The world's largest democracy, India, will hold its 16th national election in 2014. On the one hand is the creaky old 'secular' family firm, the Congress Party. On the other is the party of 'Indianness' or rather 'Hinduness', the BJP, which does not like crown princes. Denying them clear majorities are a plethora of regional, communal and caste based parties in 'secular integrated' India. The 2014 election looks to run around 'demonising' BJP candidate Narendra Modi instead of important issues like poverty, economy and corruption. His invitation to UK has already attracted adverse media attention.

Modi is accused, not convicted, of complicity by negligence, or failure to act (Res_ipsa_loquitur) in one of India's numerous communal riots, the infamous 2002 Godhra riots of Gujrat.
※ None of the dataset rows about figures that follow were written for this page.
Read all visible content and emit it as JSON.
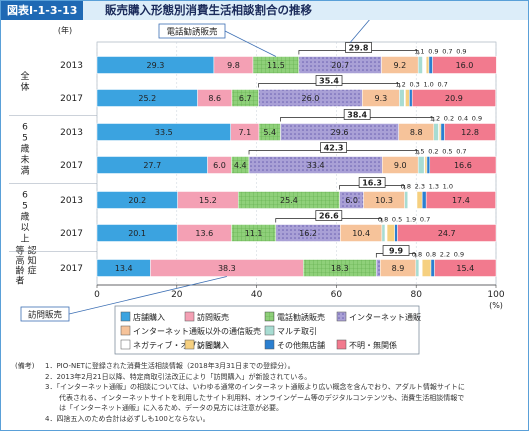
{
  "figure": {
    "label": "図表Ⅰ-1-3-13",
    "title": "販売購入形態別消費生活相談割合の推移"
  },
  "chart_data": {
    "type": "bar",
    "orientation": "horizontal",
    "stacked": true,
    "year_axis_label": "(年)",
    "x_unit": "(%)",
    "xlim": [
      0,
      100
    ],
    "x_ticks": [
      "0",
      "20",
      "40",
      "60",
      "80",
      "100"
    ],
    "groups": [
      {
        "label": "全体",
        "rows": [
          "2013",
          "2017"
        ]
      },
      {
        "label": "65歳未満",
        "rows": [
          "2013",
          "2017"
        ]
      },
      {
        "label": "65歳以上",
        "rows": [
          "2013",
          "2017"
        ]
      },
      {
        "label": "認知症等高齢者",
        "rows": [
          "2017"
        ]
      }
    ],
    "categories": [
      "全体 2013",
      "全体 2017",
      "65歳未満 2013",
      "65歳未満 2017",
      "65歳以上 2013",
      "65歳以上 2017",
      "認知症等高齢者 2017"
    ],
    "series": [
      {
        "name": "店舗購入",
        "color": "#3ba3e0",
        "pattern": "solid",
        "values": [
          29.3,
          25.2,
          33.5,
          27.7,
          20.2,
          20.1,
          13.4
        ]
      },
      {
        "name": "訪問販売",
        "color": "#f4a0b4",
        "pattern": "solid",
        "values": [
          9.8,
          8.6,
          7.1,
          6.0,
          15.2,
          13.6,
          38.3
        ]
      },
      {
        "name": "電話勧誘販売",
        "color": "#8fd07a",
        "pattern": "grid",
        "values": [
          11.5,
          6.7,
          5.4,
          4.4,
          25.4,
          11.1,
          18.3
        ]
      },
      {
        "name": "インターネット通販",
        "color": "#a9a0d6",
        "pattern": "dots",
        "values": [
          20.7,
          26.0,
          29.6,
          33.4,
          6.0,
          16.2,
          1.0
        ]
      },
      {
        "name": "インターネット通販以外の通信販売",
        "color": "#f6c39a",
        "pattern": "solid",
        "values": [
          9.2,
          9.3,
          8.8,
          9.0,
          10.3,
          10.4,
          8.9
        ]
      },
      {
        "name": "マルチ取引",
        "color": "#a8dcd2",
        "pattern": "solid",
        "values": [
          1.1,
          1.2,
          1.2,
          1.5,
          0.8,
          0.8,
          0.8
        ]
      },
      {
        "name": "ネガティブ・オプション",
        "color": "#ffffff",
        "pattern": "solid",
        "values": [
          0.9,
          0.3,
          0.2,
          0.2,
          2.3,
          0.5,
          0.8
        ]
      },
      {
        "name": "訪問購入",
        "color": "#f6d080",
        "pattern": "solid",
        "values": [
          0.7,
          1.0,
          0.4,
          0.5,
          1.3,
          1.9,
          2.2
        ]
      },
      {
        "name": "その他無店舗",
        "color": "#2b7fd0",
        "pattern": "solid",
        "values": [
          0.9,
          0.7,
          0.9,
          0.7,
          1.0,
          0.7,
          0.9
        ]
      },
      {
        "name": "不明・無関係",
        "color": "#f27a8e",
        "pattern": "solid",
        "values": [
          16.0,
          20.9,
          12.8,
          16.6,
          17.4,
          24.7,
          15.4
        ]
      }
    ],
    "small_value_annotations": [
      [
        "1.1",
        "0.9",
        "0.7",
        "0.9"
      ],
      [
        "1.2",
        "0.3",
        "1.0",
        "0.7"
      ],
      [
        "1.2",
        "0.2",
        "0.4",
        "0.9"
      ],
      [
        "1.5",
        "0.2",
        "0.5",
        "0.7"
      ],
      [
        "0.8",
        "2.3",
        "1.3",
        "1.0"
      ],
      [
        "0.8",
        "0.5",
        "1.9",
        "0.7"
      ],
      [
        "0.8",
        "0.8",
        "2.2",
        "0.9"
      ]
    ],
    "internet_totals": [
      "29.8",
      "35.4",
      "38.4",
      "42.3",
      "16.3",
      "26.6",
      "9.9"
    ],
    "internet_totals_note": "インターネット通販とインターネット通販以外の通信販売の合計",
    "callouts": [
      {
        "text": "電話勧誘販売",
        "row": 0,
        "series": 2
      },
      {
        "text": "インターネット通販",
        "row": 0,
        "series": 3
      },
      {
        "text": "訪問販売",
        "row": 6,
        "series": 1
      }
    ],
    "legend_placement": "bottom-center"
  },
  "notes": {
    "head": "(備考)",
    "items": [
      "1．PIO-NETに登録された消費生活相談情報（2018年3月31日までの登録分）。",
      "2．2013年2月21日以降、特定商取引法改正により「訪問購入」が新設されている。",
      "3．「インターネット通販」の相談については、いわゆる通常のインターネット通販より広い概念を含んでおり、アダルト情報サイトに",
      "　　代表される、インターネットサイトを利用したサイト利用料、オンラインゲーム等のデジタルコンテンツも、消費生活相談情報で",
      "　　は「インターネット通販」に入るため、データの見方には注意が必要。",
      "4．四捨五入のため合計は必ずしも100とならない。"
    ]
  }
}
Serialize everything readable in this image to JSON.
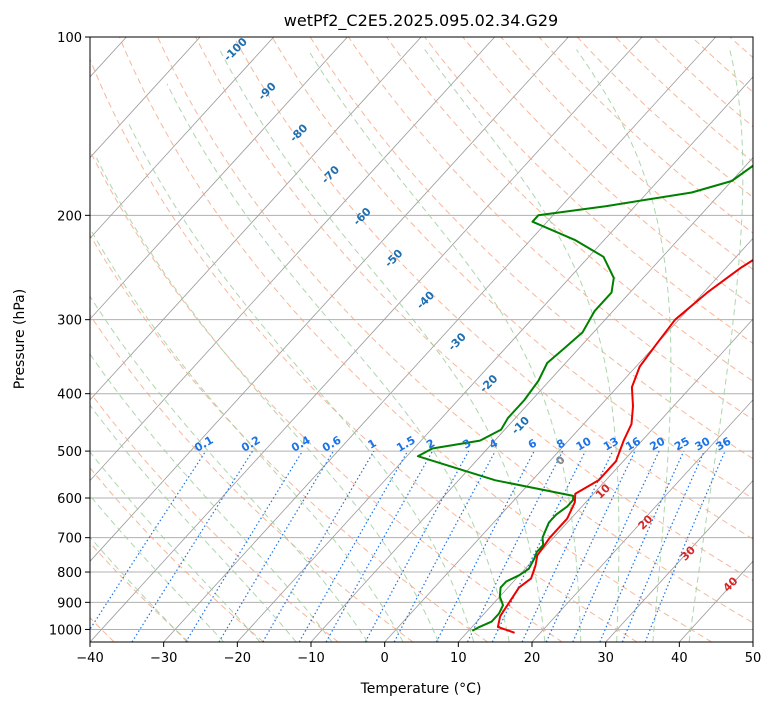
{
  "chart_data": {
    "type": "line",
    "title": "wetPf2_C2E5.2025.095.02.34.G29",
    "xlabel": "Temperature (°C)",
    "ylabel": "Pressure (hPa)",
    "xlim": [
      -40,
      50
    ],
    "ylim": [
      1050,
      100
    ],
    "y_scale": "log",
    "grid": true,
    "x_ticks": [
      "−40",
      "−30",
      "−20",
      "−10",
      "0",
      "10",
      "20",
      "30",
      "40",
      "50"
    ],
    "y_ticks": [
      {
        "p": 100,
        "label": "100"
      },
      {
        "p": 200,
        "label": "200"
      },
      {
        "p": 300,
        "label": "300"
      },
      {
        "p": 400,
        "label": "400"
      },
      {
        "p": 500,
        "label": "500"
      },
      {
        "p": 600,
        "label": "600"
      },
      {
        "p": 700,
        "label": "700"
      },
      {
        "p": 800,
        "label": "800"
      },
      {
        "p": 900,
        "label": "900"
      },
      {
        "p": 1000,
        "label": "1000"
      }
    ],
    "series": [
      {
        "color": "#ee0000",
        "points": [
          [
            16.5,
            1013
          ],
          [
            13.5,
            990
          ],
          [
            12.5,
            950
          ],
          [
            12,
            900
          ],
          [
            11.5,
            850
          ],
          [
            12,
            820
          ],
          [
            11,
            780
          ],
          [
            10,
            750
          ],
          [
            9.5,
            700
          ],
          [
            9.5,
            650
          ],
          [
            8.5,
            610
          ],
          [
            7.5,
            590
          ],
          [
            9,
            560
          ],
          [
            9,
            520
          ],
          [
            7.5,
            480
          ],
          [
            6.5,
            450
          ],
          [
            4.5,
            420
          ],
          [
            2,
            390
          ],
          [
            0.5,
            360
          ],
          [
            0,
            330
          ],
          [
            -0.5,
            300
          ],
          [
            0.5,
            270
          ],
          [
            2,
            245
          ],
          [
            4,
            225
          ],
          [
            6,
            205
          ],
          [
            8,
            185
          ],
          [
            11,
            165
          ],
          [
            14,
            148
          ],
          [
            16.5,
            135
          ],
          [
            18,
            125
          ],
          [
            20,
            115
          ],
          [
            20.5,
            108
          ],
          [
            20.5,
            100
          ]
        ]
      },
      {
        "color": "#008000",
        "points": [
          [
            10.5,
            1005
          ],
          [
            11,
            990
          ],
          [
            12,
            970
          ],
          [
            12,
            940
          ],
          [
            11.5,
            910
          ],
          [
            10,
            880
          ],
          [
            9,
            850
          ],
          [
            9,
            830
          ],
          [
            10,
            810
          ],
          [
            10.5,
            790
          ],
          [
            10,
            760
          ],
          [
            9.5,
            740
          ],
          [
            9.5,
            720
          ],
          [
            8.5,
            700
          ],
          [
            8,
            680
          ],
          [
            7.5,
            660
          ],
          [
            7.5,
            640
          ],
          [
            8,
            620
          ],
          [
            8,
            605
          ],
          [
            7.5,
            595
          ],
          [
            -5,
            560
          ],
          [
            -18.5,
            510
          ],
          [
            -17.5,
            495
          ],
          [
            -12,
            480
          ],
          [
            -10.5,
            460
          ],
          [
            -11,
            440
          ],
          [
            -11,
            410
          ],
          [
            -11.5,
            380
          ],
          [
            -12.5,
            355
          ],
          [
            -12,
            335
          ],
          [
            -11.5,
            315
          ],
          [
            -12.5,
            290
          ],
          [
            -12.5,
            270
          ],
          [
            -14,
            255
          ],
          [
            -18,
            235
          ],
          [
            -24,
            220
          ],
          [
            -32,
            205
          ],
          [
            -32,
            200
          ],
          [
            -24,
            193
          ],
          [
            -14,
            183
          ],
          [
            -10,
            175
          ],
          [
            -9,
            165
          ],
          [
            -8.5,
            150
          ],
          [
            -8,
            140
          ],
          [
            -8,
            130
          ],
          [
            -8.5,
            122
          ],
          [
            -8.5,
            115
          ],
          [
            -7,
            108
          ],
          [
            -3,
            100
          ]
        ]
      }
    ],
    "dry_adiabat_labels": [
      "-100",
      "-90",
      "-80",
      "-70",
      "-60",
      "-50",
      "-40",
      "-30",
      "-20",
      "-10",
      "0",
      "10",
      "20",
      "30",
      "40"
    ],
    "mixing_ratio_labels": [
      "0.1",
      "0.2",
      "0.4",
      "0.6",
      "1",
      "1.5",
      "2",
      "3",
      "4",
      "6",
      "8",
      "10",
      "13",
      "16",
      "20",
      "25",
      "30",
      "36"
    ]
  },
  "colors": {
    "temperature": "#ee0000",
    "dewpoint": "#008000",
    "dry_adiabat": "#f4a582",
    "moist_adiabat": "#99cc99",
    "mixing_ratio": "#1a73e8",
    "isotherm": "#999999",
    "dry_label_cold": "#1f6fb0",
    "dry_label_warm": "#d62728",
    "dry_label_zero": "#888888"
  }
}
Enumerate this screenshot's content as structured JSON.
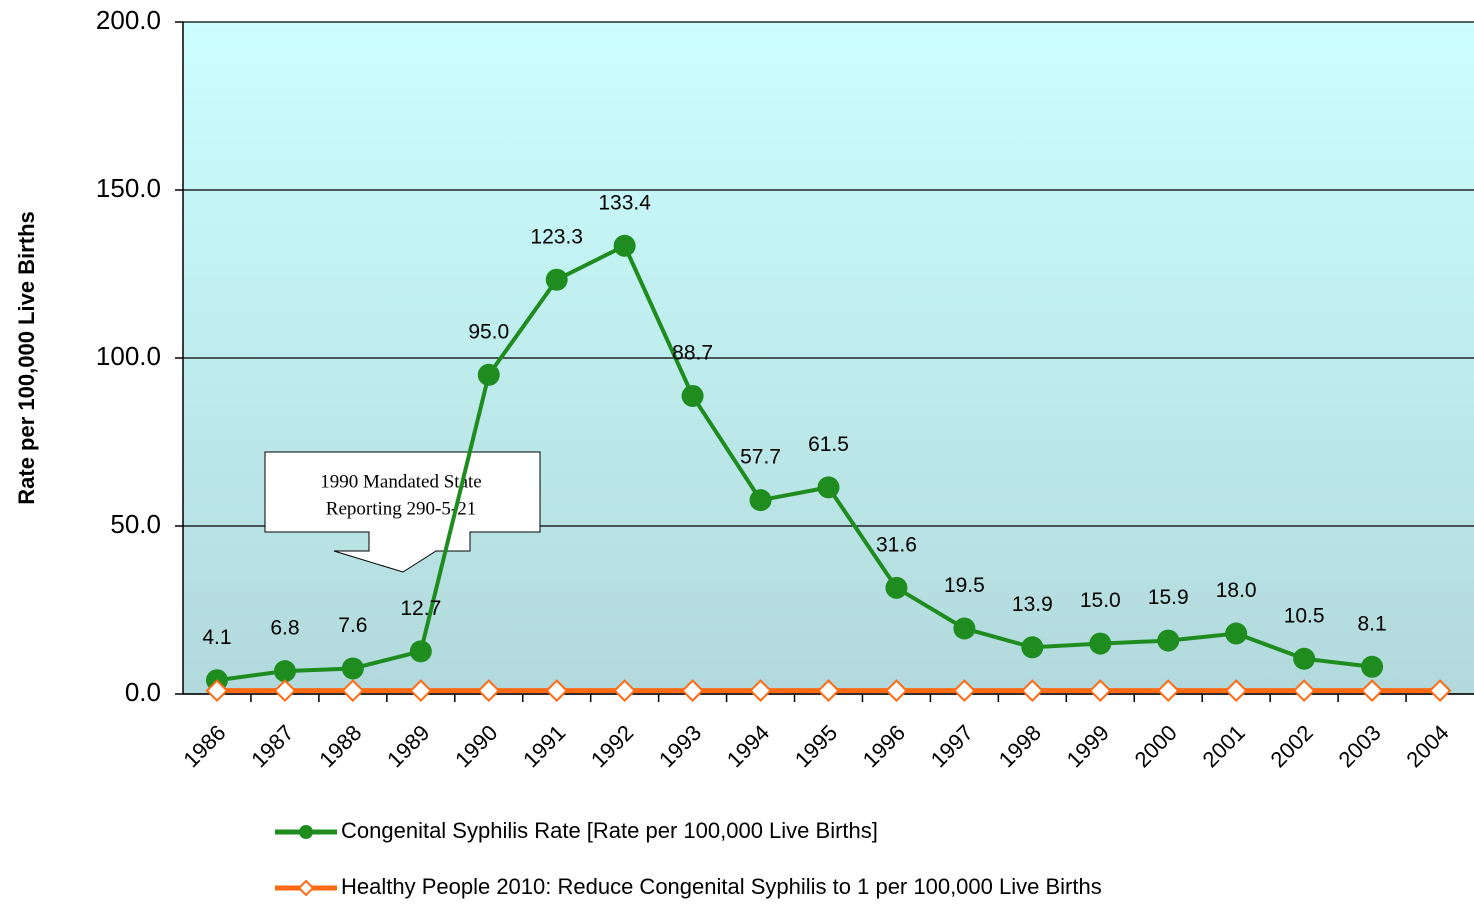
{
  "chart_data": {
    "type": "line",
    "y_label": "Rate per 100,000 Live Births",
    "categories": [
      "1986",
      "1987",
      "1988",
      "1989",
      "1990",
      "1991",
      "1992",
      "1993",
      "1994",
      "1995",
      "1996",
      "1997",
      "1998",
      "1999",
      "2000",
      "2001",
      "2002",
      "2003",
      "2004"
    ],
    "series": [
      {
        "name": "Congenital Syphilis Rate [Rate per 100,000 Live Births]",
        "color": "#1e8c1e",
        "marker": "circle",
        "values": [
          4.1,
          6.8,
          7.6,
          12.7,
          95.0,
          123.3,
          133.4,
          88.7,
          57.7,
          61.5,
          31.6,
          19.5,
          13.9,
          15.0,
          15.9,
          18.0,
          10.5,
          8.1,
          null
        ],
        "value_labels": [
          "4.1",
          "6.8",
          "7.6",
          "12.7",
          "95.0",
          "123.3",
          "133.4",
          "88.7",
          "57.7",
          "61.5",
          "31.6",
          "19.5",
          "13.9",
          "15.0",
          "15.9",
          "18.0",
          "10.5",
          "8.1",
          null
        ]
      },
      {
        "name": "Healthy People 2010:  Reduce Congenital Syphilis to 1 per 100,000 Live Births",
        "color": "#ff6a13",
        "marker": "diamond",
        "values": [
          1,
          1,
          1,
          1,
          1,
          1,
          1,
          1,
          1,
          1,
          1,
          1,
          1,
          1,
          1,
          1,
          1,
          1,
          1
        ]
      }
    ],
    "ylim": [
      0,
      200
    ],
    "yticks": [
      {
        "value": 0,
        "label": "0.0"
      },
      {
        "value": 50,
        "label": "50.0"
      },
      {
        "value": 100,
        "label": "100.0"
      },
      {
        "value": 150,
        "label": "150.0"
      },
      {
        "value": 200,
        "label": "200.0"
      }
    ],
    "grid": true,
    "legend": "bottom",
    "annotation": [
      "1990 Mandated State",
      "Reporting 290-5-21"
    ]
  }
}
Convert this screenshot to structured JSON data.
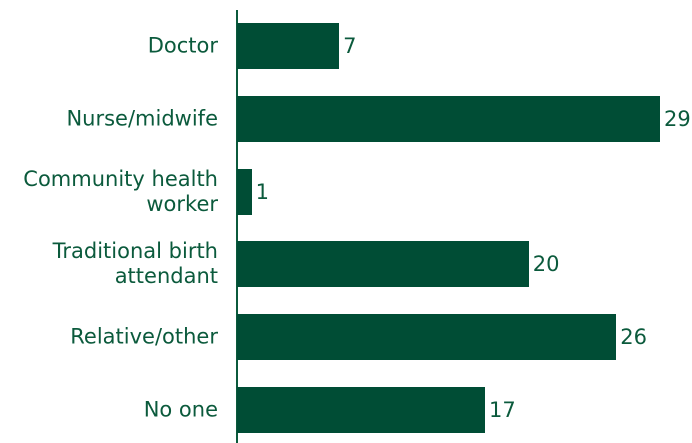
{
  "chart_data": {
    "type": "bar",
    "orientation": "horizontal",
    "categories": [
      "Doctor",
      "Nurse/midwife",
      "Community health worker",
      "Traditional birth attendant",
      "Relative/other",
      "No one"
    ],
    "values": [
      7,
      29,
      1,
      20,
      26,
      17
    ],
    "color": "#004d35"
  }
}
Godhra riots occurred following some Muslims allegedly setting fire to a train full of Hindus coming from another flashpoint, the Ayodhya Mosque demolition site. 58 Hindus burnt to death. What followed is modern India's recurring pattern of mob justice. After 65 years the Indian State has still not configured preventative measures.

Cops and communities turned on each other. Approximately 720 Muslims and 250 Hindus died according to official figures. Shops were looted and houses burnt. About 100000 Muslims and 40000 Hindus were rendered homeless.

There have been some 249 convictions; 65 Muslims and 184 Hindus including Maya Kodnani, a minister and close aide of Modi.

Since the riots, there have been three National level Enquiry Commissions. All exonerated Modi and found little state complicity. But Modi remains accused by Indian secularists, human rights organisations and the west which refused him Visas.

It should not be forgotten that India has a record of politically orchestrated communal violence allegedly instigated by the ruling Congress Party, particularly in the organised massacre of Sikhs in 1984 after the death of Indian Prime Minister, Mrs Gandhi. More than 4000 Sikhs were burnt, bludgeoned or axed to death by a mob armed with kerosene, tyres and addresses of Sikhs.

Nine major Commissions have sat on Delhi 1984 massacres duplicating police work, but not asking why riots occur recurrently in India. Most Commissions implicated the Congress Party, the police and the administration. Some even named senior Congress leaders. 30 years later no senior Congress member has been convicted.

In all the major communal riots, no senior Indian leader (especially Congress leaders) has been persistently accused let alone vilified by the Indian media and political class. Except Modi. Why?

Modi is accused of negligence in the Godhra riots. No similar accusation have been made against Congress leaders of 1984. Mrs Gandhi's son, Rajiv Gandhi, dismissed the riots with, "when a big tree falls, the earth shakes". He became PM. The then Home Minister, Narasihma Rao, whose responsibility it was to direct the police and call in the army, not only has never been accused of Res_ipsa_loquitur but become Prime Minister too. No 'ethical' western country flagged his negligence let alone refuse him visas.

Modi has been different say his friends. He maintained meticulous record of official instructions in the post Godhra incident. He even moved court for death sentence for Kodnani, his minister. This disturbs the political class.

In the ten years he has been in power, Modi has reached out and taken decision steps to prevent recurrent communal riots in a state where riots were common. In contrast, communal riots are commonplace in the rest of the country (77,565 public order crimes comprising riots and arson in 2011, Indian Home Ministry pp 51)

His economic achievements disturb other politicians. Modi is running a successful economy in his state whereas India's national economy is faltering and the Indian Rupee fast losing value.

But what is scaring other parties is that Modi is offering Indians an identity, something that to date has been confined to a passport and territorial boundary. He says he is a Hindu and wears it proudly on his sleeve. But he says he respects all faiths. Many ordinary Indians, including many Muslims in Gujarat, prefer him to the secularists who insist people put their religion in their pockets and pretend that faith does not matter in Indian Statecraft.

Modi is a renown strategist and has yet to play his cards. He remains an enigma. As the Congress party makes Godhra riots a central issue in the next election to harvest Muslim votes, perhaps Modi can throw in the Congress party orchestrated 1984 massacre of Sikhs in the ring. This will finally offer Sikhs a national debate.

The 2014 elections will determine India's ideological future, between more of the communal riots infested 'secularism' (668 incidents in 2012 pp69) or an allegedly communal but pluralistic politics led of BJP by Modi who has already established a riots free record after Godhra.

As for the 'ethical' west and its visas. Ethics is a noble virtue in western democracies. But a nobler virtue, as Obama eloquently stated on Egypt, is 'national interest'. EU and Britain have lifted Modi's visa restriction.